С покупкой магнитофона и прочими делами он задержался сильно, приехав на Калиновского, когда до отправки двух поездов осталось всего ничего — около четырёх часов. Настя изнервничалась.

Он обнял её, усадил на колени, как делал много раз.

— Почему-то гораздо больше не хочу с тобой расставаться, чем в прошлый раз. Месяц…



— Но ты же сам согласился на гастроли, хоть мог не ехать! — она взялась ладошками за его лицо и развернула к себе, очень близко, глаза в глаза.

— Вспомни, из-за чего. Чтоб облегчить тебе отъезд в Гродно.

— Знаешь, что по-белорусски означает слово «лягчыць»? Кастрировать.

— Предлагаешь мне отрезать гениталии и тем самым упростить жизнь?

— Нет. Не надо. Ничего в тебе не хочу менять. Егор! Я вернусь через неделю. От силы — через десять дней. Ты можешь сорваться среди гастролей? Заболеть, например.

— Не принято так. Парни очень ответственные. Больные, с бодуна, но выходят на сцену. Когда у Мулявина в Одессе брата убили, и тот ещё в морге лежал, избитый в мясо и с проломленной головой, Муля вышел на сцену и пел. Потому что люди купили билеты и ждали много дней. Потому что ансамблю предстояло ехать в ФРГ на фестиваль, и любой срыв концерта мог стать поводом к запрету турне. В коллективе мы принадлежим не себе, а коллективу. Не нравится — уходи и закрой за собой дверь.

— Ну вот… В тебе опять прорезался вожак из комсомольской организации. Все как один, за общее дело и так далее.

Он отечески поцеловал её в лоб.

— Ребёнок, ты не права. Комсомол — это общеобязательная молодёжная игра. Не вступил — не поступишь в вуз. А раз ты уже в комсомоле, участвуй в движухе. Чем больше поучаствуешь, в том числе — чисто для галочки, для одной только показухи, тем лучше перспективы. Потому в комсомоле такое огромное количество карьеристов, которым на всё остальное плевать. А ансамбль — это организм. «Песняры», я так думаю, лучшие в СССР. Каждый на своём месте. Конечно, существует взаимозаменяемость, кто-то выпил холодной водки и потерял голос, его подменят, сохранят общее звучание, идеальное… Но только в виде исключения подменят. Потому их и любят. Нас любят, я не привык ещё считать себя частью звёздного состава.

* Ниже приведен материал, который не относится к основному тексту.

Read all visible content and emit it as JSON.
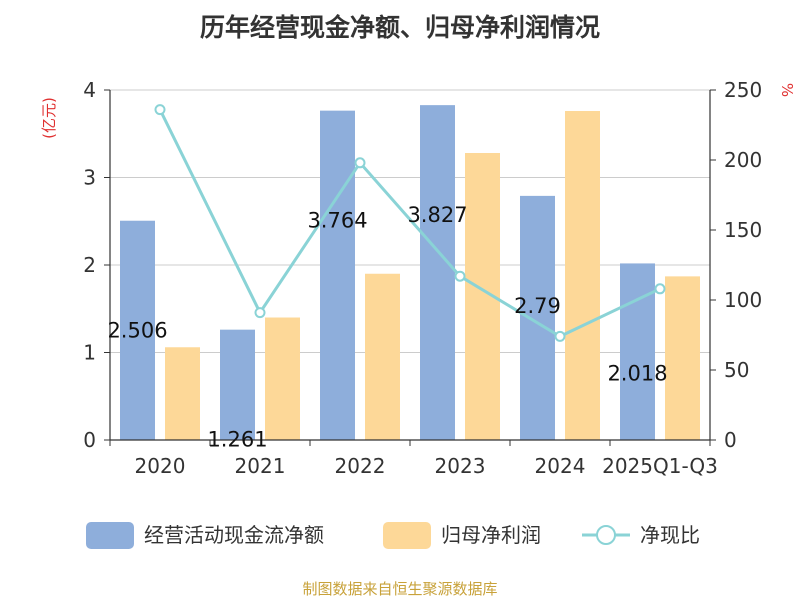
{
  "title": "历年经营现金净额、归母净利润情况",
  "credit": "制图数据来自恒生聚源数据库",
  "colors": {
    "series1": "#8eaedb",
    "series2": "#fdd898",
    "series3": "#8ad3d6"
  },
  "chart_data": {
    "type": "bar",
    "categories": [
      "2020",
      "2021",
      "2022",
      "2023",
      "2024",
      "2025Q1-Q3"
    ],
    "y_left": {
      "unit": "(亿元)",
      "range": [
        0,
        4
      ],
      "ticks": [
        "0",
        "1",
        "2",
        "3",
        "4"
      ]
    },
    "y_right": {
      "unit": "%",
      "range": [
        0,
        250
      ],
      "ticks": [
        "0",
        "50",
        "100",
        "150",
        "200",
        "250"
      ]
    },
    "grid": true,
    "legend_position": "bottom",
    "series": [
      {
        "name": "经营活动现金流净额",
        "type": "bar",
        "axis": "left",
        "values": [
          2.506,
          1.261,
          3.764,
          3.827,
          2.79,
          2.018
        ],
        "labels": [
          "2.506",
          "1.261",
          "3.764",
          "3.827",
          "2.79",
          "2.018"
        ]
      },
      {
        "name": "归母净利润",
        "type": "bar",
        "axis": "left",
        "values": [
          1.06,
          1.4,
          1.9,
          3.28,
          3.76,
          1.87
        ]
      },
      {
        "name": "净现比",
        "type": "line",
        "axis": "right",
        "values": [
          236,
          91,
          198,
          117,
          74,
          108
        ]
      }
    ]
  }
}
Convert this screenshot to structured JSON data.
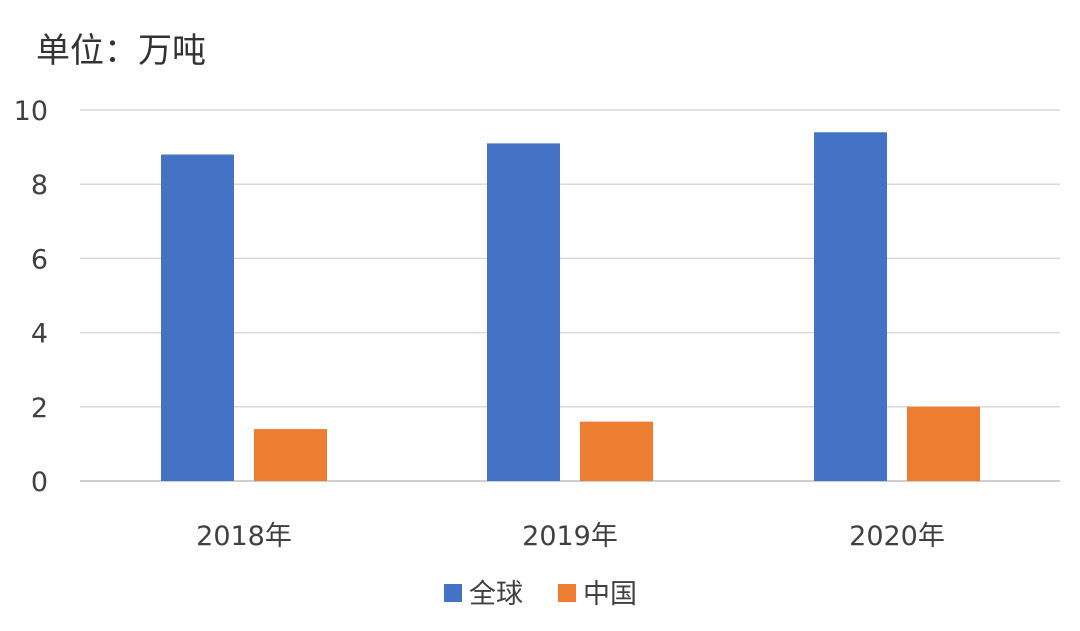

Кстати, поздно дал согласие на гастроли, Мулявин не успел оформить мне ставку музыканта. Еду опять — помощником звукооператора, ставка десять рублей за концерт, а не семнадцать.

— Сорок концертов по десять рублей, командировочные и оклад… Пятьсот рублей! Ого!

— Мне ещё стипендия в БГУ капает, меркантильная ты моя.

— Всё равно — не хочу! Не уезжай!

После этого заявления, абсурдного, но вполне искреннего, говорить было не о чем. Поэтому начались поцелуи, переросшие в большее. В их близости было больше грусти, будто прощались не на месяц, а навсегда.

Вернувшись из ванны после омовения, Настя опять устроилась на диване, свернувшись клубочком в его объятиях. Егор спросил:

— Почему твоя мама считает это «гржешным»? Можно только после брака и венчания в костёле?

— Ну, не до такой степени она старорежимная. Дело в другом, считает себя пани, а твой род — хлопским. Странно, да? Она родилась в тридцать восьмом и, конечно, не помнит того, что называют «освободительным походом Красной армии». Но её родители были из учительской интеллигенции, во Второй Речи Посполитой учителя считались очень престижной профессией, но то что сейчас — распределение в колхоз под Хойниками после филфака и девяносто рублей грязными. А в предках кто-то затесался из шляхты, пусть даже безземельной.

— Отец?

— Он белорус, из военных. Его папа погиб на Вестерплатте в тридцать девятом во время войны Польши с Германией. Место считается легендарным. Дедушка был всего лишь подхорунжий Войска Польского, но герои Вестерплатте — это национальная легенда, их потомков никто не назовёт дитиной хлопской. Ты же вырос в безотцовщине, то ли мент, то ли лабух. Хлоп.